I'm working on a proof of concept for using GraphDBs (specifically Titan 0.4.4 on HBase). For that I created a relatively simple graph: I have companies that buy and sell products. A sale is associated with a department of the buyer:
buyer {name} --BUYS {departmentId}--> product {name} <--SELLS-- seller {name}
I filled the graph with 1000 buyers and sellers each as well as 1 million products. Each product is sold by exactly one company and bought by randomly chosen 1 to 5 departments of 1 to 6 companies. So I roughly end up with 1 million vertices and 11.5 million edges.
Now I want to query the graph for the following: Return all products which name matches a given sub-string S bought by department D of company with name C, which I implemented like such:
Get start vertex:
start=graph.query().has("name", C).vertices()
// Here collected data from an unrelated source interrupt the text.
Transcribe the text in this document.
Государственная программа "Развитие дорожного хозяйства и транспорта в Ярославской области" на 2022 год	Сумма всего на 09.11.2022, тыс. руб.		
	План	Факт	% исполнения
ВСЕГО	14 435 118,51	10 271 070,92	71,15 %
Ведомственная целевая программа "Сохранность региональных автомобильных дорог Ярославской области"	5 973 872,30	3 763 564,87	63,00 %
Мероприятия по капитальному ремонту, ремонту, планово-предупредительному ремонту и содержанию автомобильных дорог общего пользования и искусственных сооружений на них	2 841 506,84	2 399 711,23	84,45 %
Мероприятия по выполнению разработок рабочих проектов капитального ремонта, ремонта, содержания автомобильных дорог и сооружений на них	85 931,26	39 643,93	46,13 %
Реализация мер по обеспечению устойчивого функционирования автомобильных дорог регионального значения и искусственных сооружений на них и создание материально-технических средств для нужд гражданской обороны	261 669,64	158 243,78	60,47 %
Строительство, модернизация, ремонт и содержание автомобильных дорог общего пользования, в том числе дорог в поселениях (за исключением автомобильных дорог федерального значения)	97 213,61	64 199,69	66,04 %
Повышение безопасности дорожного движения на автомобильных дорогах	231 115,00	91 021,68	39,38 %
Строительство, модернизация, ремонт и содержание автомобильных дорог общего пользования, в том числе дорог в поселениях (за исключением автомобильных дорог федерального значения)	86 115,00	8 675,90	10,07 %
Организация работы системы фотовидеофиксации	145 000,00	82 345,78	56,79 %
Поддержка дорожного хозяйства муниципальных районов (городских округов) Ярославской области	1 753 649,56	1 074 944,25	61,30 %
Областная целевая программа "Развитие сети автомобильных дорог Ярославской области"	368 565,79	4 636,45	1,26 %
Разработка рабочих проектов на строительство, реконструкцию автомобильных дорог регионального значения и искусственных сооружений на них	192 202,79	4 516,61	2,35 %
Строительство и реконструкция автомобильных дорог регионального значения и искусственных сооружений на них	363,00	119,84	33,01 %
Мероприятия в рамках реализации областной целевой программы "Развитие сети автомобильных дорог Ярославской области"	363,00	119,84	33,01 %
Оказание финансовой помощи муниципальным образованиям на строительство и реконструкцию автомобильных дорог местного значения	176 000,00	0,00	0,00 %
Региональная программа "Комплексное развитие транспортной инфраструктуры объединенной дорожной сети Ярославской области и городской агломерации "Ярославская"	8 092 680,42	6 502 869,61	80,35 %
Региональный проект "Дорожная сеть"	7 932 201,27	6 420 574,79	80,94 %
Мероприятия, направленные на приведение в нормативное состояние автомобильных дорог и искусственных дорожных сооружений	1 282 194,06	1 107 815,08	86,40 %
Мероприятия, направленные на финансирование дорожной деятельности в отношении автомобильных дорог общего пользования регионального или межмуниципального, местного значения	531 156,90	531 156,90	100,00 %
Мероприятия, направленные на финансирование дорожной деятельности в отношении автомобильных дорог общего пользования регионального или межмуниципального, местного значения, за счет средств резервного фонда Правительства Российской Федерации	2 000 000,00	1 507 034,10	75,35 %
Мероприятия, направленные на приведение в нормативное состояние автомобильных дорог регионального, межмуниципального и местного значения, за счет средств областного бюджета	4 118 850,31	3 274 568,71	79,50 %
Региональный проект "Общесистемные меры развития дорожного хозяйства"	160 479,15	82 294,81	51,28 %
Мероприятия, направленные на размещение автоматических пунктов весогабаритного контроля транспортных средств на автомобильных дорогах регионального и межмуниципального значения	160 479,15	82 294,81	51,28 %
which due to the vertex index I created returns relatively quickly (after warm-up < 1ms). Now to get the respective products I run this:
new GremlinPipeline(start).outE("BUYS").has("departmentId", D )
.inV().has("name", new LowerCaseContainsPredicate(), P ).toList()
The response time for this against an HBase back-end (10 m3.xlarge nodes on AWS EMR) was incredibly long, with a single consumer averaging at about 1.5s per query (I picked random buyers, departments and product names and iterated 1000x), which returns around 260 product records. In order to take a possibly faulty HBase configuration out of the equation I ran it against a local BerkelyDB (4 CPUs, 8 GB VM memory, 16 GB total memory).
This sped up the queries of course, returning in ~ 160ms for a single threaded application, which is not really a race car but still acceptable. Adding more parallel requests resulted in a quick degradation of response times, 10 parallel requests came in at avg 1.2s.
So I ran a comparison with Neo4j 2.1.3 using this Cypher query:
start buyer=node:company(name=C) match buyer-[:BUYS {departmentId:D}]->(product)
where product.name =~ "(?i).*P.*" return product
which returns much faster (4-6x depending on number of parallel requests, ~ 50ms for single thread, ~270ms for 10 in parallel). Now there is a Blueprints implementation for Neo4j so I tried that as well to find out if it's the DB engine or the way I query that makes the difference.
Turns out that running Gremlin queries against Neo4j is about as slow as running it against Titan - in fact it's even slightly slower.
All tests were run as a Java application in a single VM with embedded graph DBs to avoid any networking impact. I also noticed that the very first query always takes a lot longer, so the application ran a random query first before starting the benchmark. The code is pure Java using the GremlinePipeline Java class, the snippet above is literally the Java code it is running (except for the predicate, which is only instantiated once). Cypher queries were run by using a parameterized constant query string and passing in the respective parameter map.
This is the first time I'm using a graph DB so I'm wondering if I'm doing something fundamentally wrong with the Gremlin query or if Blueprints/Gremlin is just inherently slow.